Do Quality Inspect. Performs deep inspection of data records to discover and assess
a variety of structure, syntax, and semantic problems and inconsistencies.
Field information can either be supplied with the 'fields' parameter or extracted from a header line in
records. If using 'fields', there can also be specified datatypes and formats per field which will be
used to detect errors when values do not meet these rules.
fields: list of field objects with attributes-
title: field name
datatype: int, real, bool, date, string. For date,
there should be an entry in field.fmt_date specifying the date format otherwise it is set to ISO yyyyMMdd
fmt_strlen: integer number of characters (>0) if a fixed size is required. Ignored if < 0
fmt_strcase: (upper, lower, empty)
fmt_strcut: (front, back, empty). Used in Refining records. Side to cut characters from if it is larger than specified fmt_strlen. Default is back.
fmt_strpad: (front, back, empty). Used in Refining records. Side to add characters to if it is smaller than specified fmt_strlen. Default is back.
fmt_strpadchar: single character or character alias (-space-, -fslash-, -bslash-, -tab-). Used in Refining records. Character to add if needed to make too small string meet specified fmt_strlen. Default is _
fmt_decimal: number of decimal digits (0-N). Ignored if < 0
fmt_date: without time part- yyyymmdd, yymmdd, yyyyddmm, yyddmm, mmddyyyy, mmddyy, ddmmyyyy, ddmmyy
(mmm= month abbreviation like Jan) yyyymmmdd, yyyyddmmm, ddmmmyyyy, ddmmmyy
(month= full month name like January) yyyymonthdd, yyyyddmonth, ddmonthyyyy, ddmonthyy
with time part: suffix to above date formats as (T=letter T, S=space)- Thhmmss, Thhmm, Thh,
Shhmmss, Shhmm, Shh like mmddyyyyThhmm for 11282024T1407 or 11/28/2024T14:07 or 11-28-2024 14:07
with time zone: if time zone is required at end of time part add suffix Z like mmddyyyyThhmmZ 11282024T1407
covalues: optional list of field titles (2-3) for joint value analysis with each list entry as field1,field2 and optionally with ,field3
recs: list of records. The delimiter should be specified in the settings object ('delim'= comma,pipe,tab,colon)
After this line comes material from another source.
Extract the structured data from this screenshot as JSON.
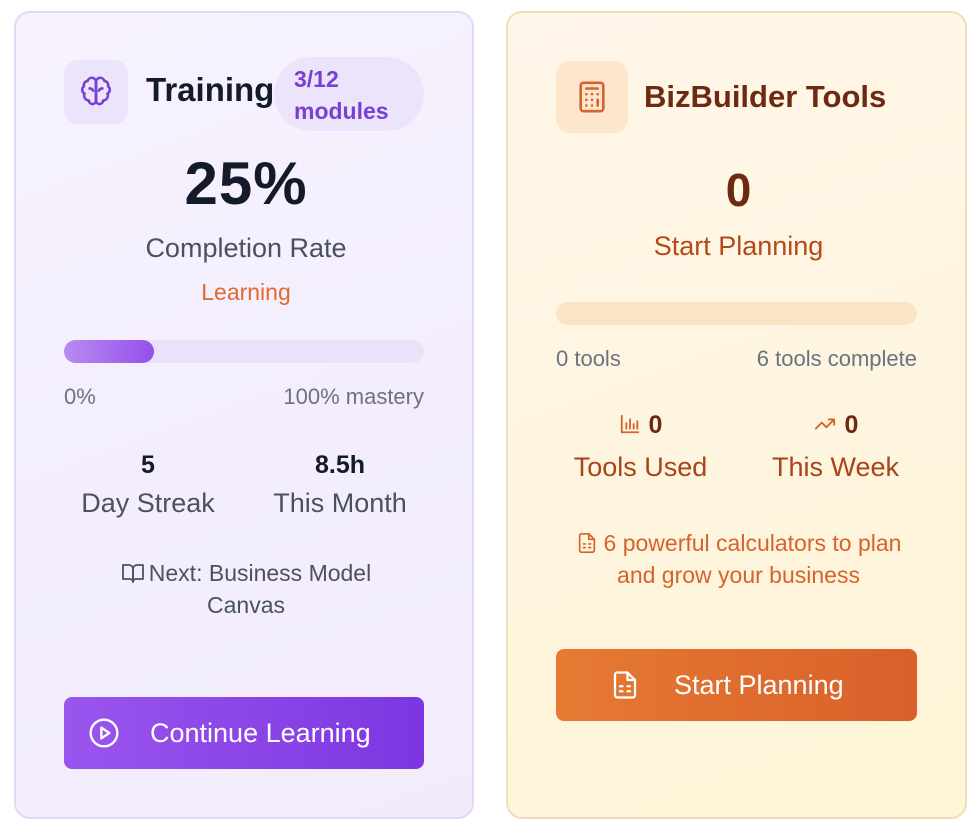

settings: dictionary object with entries for options to use in inspection. Includes:
delim: record delimiter (comma,pipe,tab,colon). Default is comma.
is_case_sens: is case sensitive (true,false). Default is false.
is_quoted: field values may be enclosed (allows delimiter within) by double quotes (true, false). Default is false.
maxuv: optional. string of integer value that is maximum number of unique values per field
to collect. Default is 50 and set to default if supplied value <1 or >1000
extract_fields: bool whether to read in field titles from header line (first non-comment, non-empty line).
Default is False. If True then has_header must also be True, and submitted 'fields' list will only be
used to copy its datatype and formatting to the report field object. Thus, you can extract field
titles from data set and still define characteristics if desired. If not, ensure 'fields' is empty.
has_header: bool whether has header line in file. Default is True. Must be True if extract_fields is True
Returns report as a QualityAnalysis class instance.
Definition at line 24 of file analyzequality.py.